In [None]:
import numpy as np
import math
import matplotlib.pyplot as plt
import pickle

In [None]:
# reset probability pickles
if input("Are you sure you want to flush data?") == 'y':
  bot_state_specific = True
  bot_strategy = 3
  filename = "bj_belief_" + str(bot_strategy) + ("s" * bot_state_specific)    
  if bot_state_specific:
    temp_belief = np.ones((26,2)) / 2
  else:
    temp_belief = np.ones(2) / 2
  tempfile = open(filename, 'wb')
  pickle.dump((1,temp_belief), tempfile)
  tempfile.close()
  print("FLUSHED DATA")
else:
  print("no data flushed")

Are you sure you want to flush data?y
FLUSHED DATA


In [None]:
# void player.setup((player card 1, player card 2), dealer card, [(opp card 1, ...)...])
# void player.deal(int card)
# bool player.hit() returns true if player hits and false if player stands
# void player.feedback(bool won?)

In [None]:
class HumanPlayer:
  def __init__(self, my_hand, opp_hands, num_decks=6):
    self.hand = [my_hand[0], my_hand[1]] # list of integers (repeats and appends allowed)
    self.opp_hands = opp_hands # list of tuples
    self.num_decks = num_decks # number of decks in circulation
    
    self.card_totals = {} # maps a card number to amount of cards in circulation (in deck or face down)
    for number_card in range(1,10): # 1 = A
      self.card_totals[number_card] = 4*num_decks
    self.card_totals[10] = 16*num_decks  # 10, J, Q, K
    for card in self.hand:
      self.card_totals[card] -= 1
    for opp_hand in self.opp_hands:
      for card in opp_hand:
        self.card_totals[card] -= 1
    print("[Human] Your starting hand: " + str(self.hand))


  def deal(self, card):
    self.hand.append(card)
    self.card_totals[card] -= 1
    print("[Human] You've been dealt a card: " + str(card))
    print("[Human] Your current hand: " + str(self.hand))

  def hit(self):
    print("[Human] Type 'h' to hit, otherwise stand: ", end="")
    response = input()
    if (response == 'h') or (response == 'H'):
      return True  # player decides to hit
    return False # player decides to stand

  def win(self, reward):
    ################ REWARD
    print("[Human] You won " + str(reward) + " units!")

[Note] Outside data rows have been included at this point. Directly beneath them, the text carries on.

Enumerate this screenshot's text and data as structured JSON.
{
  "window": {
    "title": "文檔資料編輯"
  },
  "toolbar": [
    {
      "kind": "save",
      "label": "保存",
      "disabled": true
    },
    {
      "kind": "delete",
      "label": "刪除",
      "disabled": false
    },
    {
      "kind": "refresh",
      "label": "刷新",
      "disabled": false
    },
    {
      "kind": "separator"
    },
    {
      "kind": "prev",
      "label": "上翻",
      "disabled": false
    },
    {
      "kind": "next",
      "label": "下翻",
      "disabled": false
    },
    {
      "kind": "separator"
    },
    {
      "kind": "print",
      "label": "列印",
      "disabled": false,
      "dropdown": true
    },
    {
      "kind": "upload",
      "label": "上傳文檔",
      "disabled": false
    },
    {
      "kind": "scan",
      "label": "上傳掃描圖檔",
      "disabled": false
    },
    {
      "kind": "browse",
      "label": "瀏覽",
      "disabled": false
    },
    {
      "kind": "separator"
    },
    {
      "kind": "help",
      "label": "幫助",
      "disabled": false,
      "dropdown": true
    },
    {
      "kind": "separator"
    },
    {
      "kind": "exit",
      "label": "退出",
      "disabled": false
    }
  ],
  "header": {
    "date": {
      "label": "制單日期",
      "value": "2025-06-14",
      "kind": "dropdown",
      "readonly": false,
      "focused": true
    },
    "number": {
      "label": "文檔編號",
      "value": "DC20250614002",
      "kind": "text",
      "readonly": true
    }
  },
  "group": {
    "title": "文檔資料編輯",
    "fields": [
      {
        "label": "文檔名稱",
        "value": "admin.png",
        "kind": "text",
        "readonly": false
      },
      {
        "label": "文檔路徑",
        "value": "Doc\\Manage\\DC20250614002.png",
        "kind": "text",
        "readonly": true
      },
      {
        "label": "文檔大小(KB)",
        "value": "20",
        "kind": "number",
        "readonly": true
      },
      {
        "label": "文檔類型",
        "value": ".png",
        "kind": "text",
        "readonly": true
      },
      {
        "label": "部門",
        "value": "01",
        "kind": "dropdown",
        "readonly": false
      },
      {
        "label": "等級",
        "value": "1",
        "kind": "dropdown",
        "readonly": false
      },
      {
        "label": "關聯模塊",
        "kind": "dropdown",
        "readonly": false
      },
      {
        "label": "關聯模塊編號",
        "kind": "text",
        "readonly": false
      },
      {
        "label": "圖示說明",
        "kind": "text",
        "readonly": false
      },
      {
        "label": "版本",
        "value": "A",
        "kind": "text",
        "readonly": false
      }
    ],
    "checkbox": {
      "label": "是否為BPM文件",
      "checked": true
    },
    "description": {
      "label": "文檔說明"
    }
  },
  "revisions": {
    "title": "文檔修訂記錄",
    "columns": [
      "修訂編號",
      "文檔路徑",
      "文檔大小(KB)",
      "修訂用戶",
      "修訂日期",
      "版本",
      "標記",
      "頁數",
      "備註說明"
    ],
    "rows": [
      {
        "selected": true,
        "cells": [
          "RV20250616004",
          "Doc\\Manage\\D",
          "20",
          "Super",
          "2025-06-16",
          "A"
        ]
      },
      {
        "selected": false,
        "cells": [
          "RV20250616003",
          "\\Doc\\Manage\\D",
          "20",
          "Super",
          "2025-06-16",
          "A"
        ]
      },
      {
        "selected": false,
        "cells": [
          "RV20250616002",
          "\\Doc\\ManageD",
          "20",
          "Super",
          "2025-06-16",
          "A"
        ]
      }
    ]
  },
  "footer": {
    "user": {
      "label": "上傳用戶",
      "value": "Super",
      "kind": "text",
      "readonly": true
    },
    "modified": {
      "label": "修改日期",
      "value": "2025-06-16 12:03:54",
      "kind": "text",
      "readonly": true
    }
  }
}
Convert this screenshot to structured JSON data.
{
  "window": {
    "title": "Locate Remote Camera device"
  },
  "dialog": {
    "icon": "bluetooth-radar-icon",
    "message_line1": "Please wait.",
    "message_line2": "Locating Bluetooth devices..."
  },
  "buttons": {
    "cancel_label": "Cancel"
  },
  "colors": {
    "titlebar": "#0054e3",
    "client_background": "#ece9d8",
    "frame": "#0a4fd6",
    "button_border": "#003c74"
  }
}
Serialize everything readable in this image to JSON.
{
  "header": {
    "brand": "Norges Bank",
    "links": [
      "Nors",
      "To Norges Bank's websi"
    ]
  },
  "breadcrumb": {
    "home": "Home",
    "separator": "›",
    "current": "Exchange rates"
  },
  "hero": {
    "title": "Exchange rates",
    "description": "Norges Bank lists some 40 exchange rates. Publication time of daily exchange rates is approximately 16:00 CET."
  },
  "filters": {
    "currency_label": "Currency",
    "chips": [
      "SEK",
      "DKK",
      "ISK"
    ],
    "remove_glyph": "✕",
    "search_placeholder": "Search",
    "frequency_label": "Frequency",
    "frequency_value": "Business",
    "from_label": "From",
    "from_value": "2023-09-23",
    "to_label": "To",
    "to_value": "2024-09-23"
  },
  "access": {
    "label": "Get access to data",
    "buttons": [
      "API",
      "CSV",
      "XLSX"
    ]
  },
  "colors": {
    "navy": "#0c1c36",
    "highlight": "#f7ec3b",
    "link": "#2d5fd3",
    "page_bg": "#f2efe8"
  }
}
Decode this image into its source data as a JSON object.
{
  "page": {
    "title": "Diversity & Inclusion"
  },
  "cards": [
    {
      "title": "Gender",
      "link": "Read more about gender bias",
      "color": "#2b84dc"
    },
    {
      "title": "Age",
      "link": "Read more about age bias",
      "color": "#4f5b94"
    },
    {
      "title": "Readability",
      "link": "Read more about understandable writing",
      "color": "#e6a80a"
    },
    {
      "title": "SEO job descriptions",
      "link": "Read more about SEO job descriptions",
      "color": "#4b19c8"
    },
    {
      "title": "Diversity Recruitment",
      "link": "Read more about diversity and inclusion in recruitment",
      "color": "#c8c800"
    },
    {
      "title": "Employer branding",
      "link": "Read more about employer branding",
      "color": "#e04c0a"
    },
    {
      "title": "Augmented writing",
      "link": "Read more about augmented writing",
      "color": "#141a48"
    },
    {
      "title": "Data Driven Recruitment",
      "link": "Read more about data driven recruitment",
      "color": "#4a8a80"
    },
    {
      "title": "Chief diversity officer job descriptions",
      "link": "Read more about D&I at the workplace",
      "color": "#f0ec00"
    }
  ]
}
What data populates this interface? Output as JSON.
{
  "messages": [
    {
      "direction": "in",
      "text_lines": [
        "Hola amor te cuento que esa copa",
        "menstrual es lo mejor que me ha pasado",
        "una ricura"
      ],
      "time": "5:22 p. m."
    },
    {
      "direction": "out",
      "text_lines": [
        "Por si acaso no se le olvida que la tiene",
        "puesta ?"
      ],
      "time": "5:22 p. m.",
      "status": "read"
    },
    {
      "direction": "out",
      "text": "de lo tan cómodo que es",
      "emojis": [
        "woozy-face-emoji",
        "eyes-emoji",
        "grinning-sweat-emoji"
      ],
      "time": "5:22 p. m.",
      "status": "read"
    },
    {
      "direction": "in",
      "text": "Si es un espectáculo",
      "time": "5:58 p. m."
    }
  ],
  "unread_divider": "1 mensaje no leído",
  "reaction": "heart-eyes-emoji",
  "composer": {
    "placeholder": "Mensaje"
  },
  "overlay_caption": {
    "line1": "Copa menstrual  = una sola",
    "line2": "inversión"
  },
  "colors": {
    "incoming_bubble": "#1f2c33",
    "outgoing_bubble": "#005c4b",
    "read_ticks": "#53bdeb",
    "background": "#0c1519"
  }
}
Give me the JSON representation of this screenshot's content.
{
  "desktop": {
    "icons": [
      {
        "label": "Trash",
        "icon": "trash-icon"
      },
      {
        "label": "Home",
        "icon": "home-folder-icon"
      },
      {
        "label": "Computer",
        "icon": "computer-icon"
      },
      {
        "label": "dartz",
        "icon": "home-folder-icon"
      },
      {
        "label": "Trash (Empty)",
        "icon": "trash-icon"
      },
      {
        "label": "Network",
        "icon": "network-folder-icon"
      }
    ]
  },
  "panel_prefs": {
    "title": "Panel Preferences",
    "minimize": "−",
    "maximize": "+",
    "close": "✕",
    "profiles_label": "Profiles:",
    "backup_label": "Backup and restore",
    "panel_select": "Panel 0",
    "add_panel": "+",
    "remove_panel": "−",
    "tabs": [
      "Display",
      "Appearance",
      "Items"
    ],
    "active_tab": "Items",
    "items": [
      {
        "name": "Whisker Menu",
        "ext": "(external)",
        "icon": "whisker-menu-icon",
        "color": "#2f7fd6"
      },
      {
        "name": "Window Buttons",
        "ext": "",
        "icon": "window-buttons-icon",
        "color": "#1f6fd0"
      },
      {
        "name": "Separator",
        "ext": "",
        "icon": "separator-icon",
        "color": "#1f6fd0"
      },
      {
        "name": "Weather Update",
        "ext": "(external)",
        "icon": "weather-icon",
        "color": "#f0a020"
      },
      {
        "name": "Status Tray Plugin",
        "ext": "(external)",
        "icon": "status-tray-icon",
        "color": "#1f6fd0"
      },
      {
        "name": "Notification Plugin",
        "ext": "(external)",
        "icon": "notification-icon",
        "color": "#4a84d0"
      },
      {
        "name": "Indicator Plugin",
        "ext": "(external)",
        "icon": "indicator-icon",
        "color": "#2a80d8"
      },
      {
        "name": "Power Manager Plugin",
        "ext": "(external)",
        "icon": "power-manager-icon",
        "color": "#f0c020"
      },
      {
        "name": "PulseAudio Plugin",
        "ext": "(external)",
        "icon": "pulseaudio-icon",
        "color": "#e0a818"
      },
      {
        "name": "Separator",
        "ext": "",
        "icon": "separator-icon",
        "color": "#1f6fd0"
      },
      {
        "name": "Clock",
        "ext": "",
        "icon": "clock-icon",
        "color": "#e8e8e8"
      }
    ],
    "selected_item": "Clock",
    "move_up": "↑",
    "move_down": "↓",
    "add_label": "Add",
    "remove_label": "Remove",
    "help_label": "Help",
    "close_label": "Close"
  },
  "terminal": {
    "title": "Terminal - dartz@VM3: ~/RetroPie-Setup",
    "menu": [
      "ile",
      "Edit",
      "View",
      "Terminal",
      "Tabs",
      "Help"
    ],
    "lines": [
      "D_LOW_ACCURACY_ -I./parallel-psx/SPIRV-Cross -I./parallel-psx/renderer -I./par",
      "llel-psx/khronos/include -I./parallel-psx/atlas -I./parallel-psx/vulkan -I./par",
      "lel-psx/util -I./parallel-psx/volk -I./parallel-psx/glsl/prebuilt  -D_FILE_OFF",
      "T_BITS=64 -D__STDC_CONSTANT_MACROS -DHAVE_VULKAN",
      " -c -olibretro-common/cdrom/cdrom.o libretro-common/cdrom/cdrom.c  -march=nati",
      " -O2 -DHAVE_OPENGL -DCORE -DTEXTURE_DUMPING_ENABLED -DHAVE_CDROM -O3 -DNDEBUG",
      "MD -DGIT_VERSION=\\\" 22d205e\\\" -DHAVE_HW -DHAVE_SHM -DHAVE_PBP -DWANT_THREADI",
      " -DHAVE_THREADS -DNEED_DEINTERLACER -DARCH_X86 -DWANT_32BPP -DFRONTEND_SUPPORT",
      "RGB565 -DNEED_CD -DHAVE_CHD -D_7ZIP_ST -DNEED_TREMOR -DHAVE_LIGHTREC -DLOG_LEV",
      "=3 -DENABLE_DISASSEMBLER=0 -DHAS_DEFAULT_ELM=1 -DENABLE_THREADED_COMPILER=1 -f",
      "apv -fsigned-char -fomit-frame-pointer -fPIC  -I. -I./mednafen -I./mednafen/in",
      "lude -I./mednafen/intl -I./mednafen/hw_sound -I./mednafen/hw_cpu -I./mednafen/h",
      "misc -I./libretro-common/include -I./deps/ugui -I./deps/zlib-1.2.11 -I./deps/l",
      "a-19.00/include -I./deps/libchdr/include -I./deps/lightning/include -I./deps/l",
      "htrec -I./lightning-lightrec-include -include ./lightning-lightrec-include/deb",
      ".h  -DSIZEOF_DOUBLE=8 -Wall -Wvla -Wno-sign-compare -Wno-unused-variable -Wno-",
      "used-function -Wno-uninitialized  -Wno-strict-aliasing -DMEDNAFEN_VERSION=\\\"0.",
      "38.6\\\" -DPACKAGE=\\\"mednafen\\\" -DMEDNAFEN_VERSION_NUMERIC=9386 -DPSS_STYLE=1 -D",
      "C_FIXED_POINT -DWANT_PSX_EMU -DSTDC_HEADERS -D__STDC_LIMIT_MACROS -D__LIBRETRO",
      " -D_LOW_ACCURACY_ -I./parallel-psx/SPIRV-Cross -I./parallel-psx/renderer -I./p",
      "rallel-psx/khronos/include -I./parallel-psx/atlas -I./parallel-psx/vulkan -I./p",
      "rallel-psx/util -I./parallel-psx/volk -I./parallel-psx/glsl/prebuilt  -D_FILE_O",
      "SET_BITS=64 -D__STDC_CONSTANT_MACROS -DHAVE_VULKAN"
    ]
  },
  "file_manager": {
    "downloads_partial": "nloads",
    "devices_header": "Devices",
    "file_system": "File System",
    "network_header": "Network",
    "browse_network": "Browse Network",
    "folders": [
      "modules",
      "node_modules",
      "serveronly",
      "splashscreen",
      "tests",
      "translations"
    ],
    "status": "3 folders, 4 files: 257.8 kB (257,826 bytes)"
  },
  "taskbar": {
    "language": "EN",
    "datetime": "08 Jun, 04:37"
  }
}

  def lose(self, punishment):
    ################ PUNISH
    print("[Human] You netted " + str(punishment) + " units.")

In [None]:
class AutoPlayer:
  def __init__(self, my_hand, opp_hands, num_decks=6, state_specific=True, name="Robot", iteration=1, prior_belief=None, strategy=0, verbose=True):
    self.hand = [my_hand[0], my_hand[1]] # list of integers (repeats and appends allowed)
    self.opp_hands = opp_hands # list of tuples
    self.num_decks = num_decks # number of decks in circulation
    self.state_specific = state_specific
    self.name = name
    self.last_move = (-1, 0)  # represents state, 0 for stand and 1 for hit
    self.t = iteration # with t^th robot are we training?
    # sqrt (num actions * 2 * log(num_actions) / t)
    self.gamma = min(1, math.sqrt(2 * 2 * math.log(2) / (self.t) ) )
    if self.state_specific:
      self.strategy = strategy
    else:
      self.strategy = 0

    self.card_totals = {} # maps a card number to amount of cards in circulation (in deck or face down)
    for number_card in range(1,10): # 1 = A
      self.card_totals[number_card] = 4*num_decks
    self.card_totals[10] = 16*num_decks  # 10, J, Q, K
    for card in self.hand:
      self.card_totals[card] -= 1
    for opp_hand in self.opp_hands:
      for card in opp_hand:
        self.card_totals[card] -= 1
    if verbose : print("[" + self.name + "] Starting hand: " + str(self.hand))

    ############# PICKLE LOAD
    if prior_belief is not None:
      self.belief = prior_belief
    else:
      if self.state_specific:
        self.belief = np.ones((26,2)) / 2
      else:
        self.belief = np.ones(2) / 2
    self.prior_belief = np.copy(self.belief)

    '''
    Type I: bold (epsilon greedy) (naive) (strategy 0)
    action_prob = (1-epsilon)*belief + (epsilon * 1/2)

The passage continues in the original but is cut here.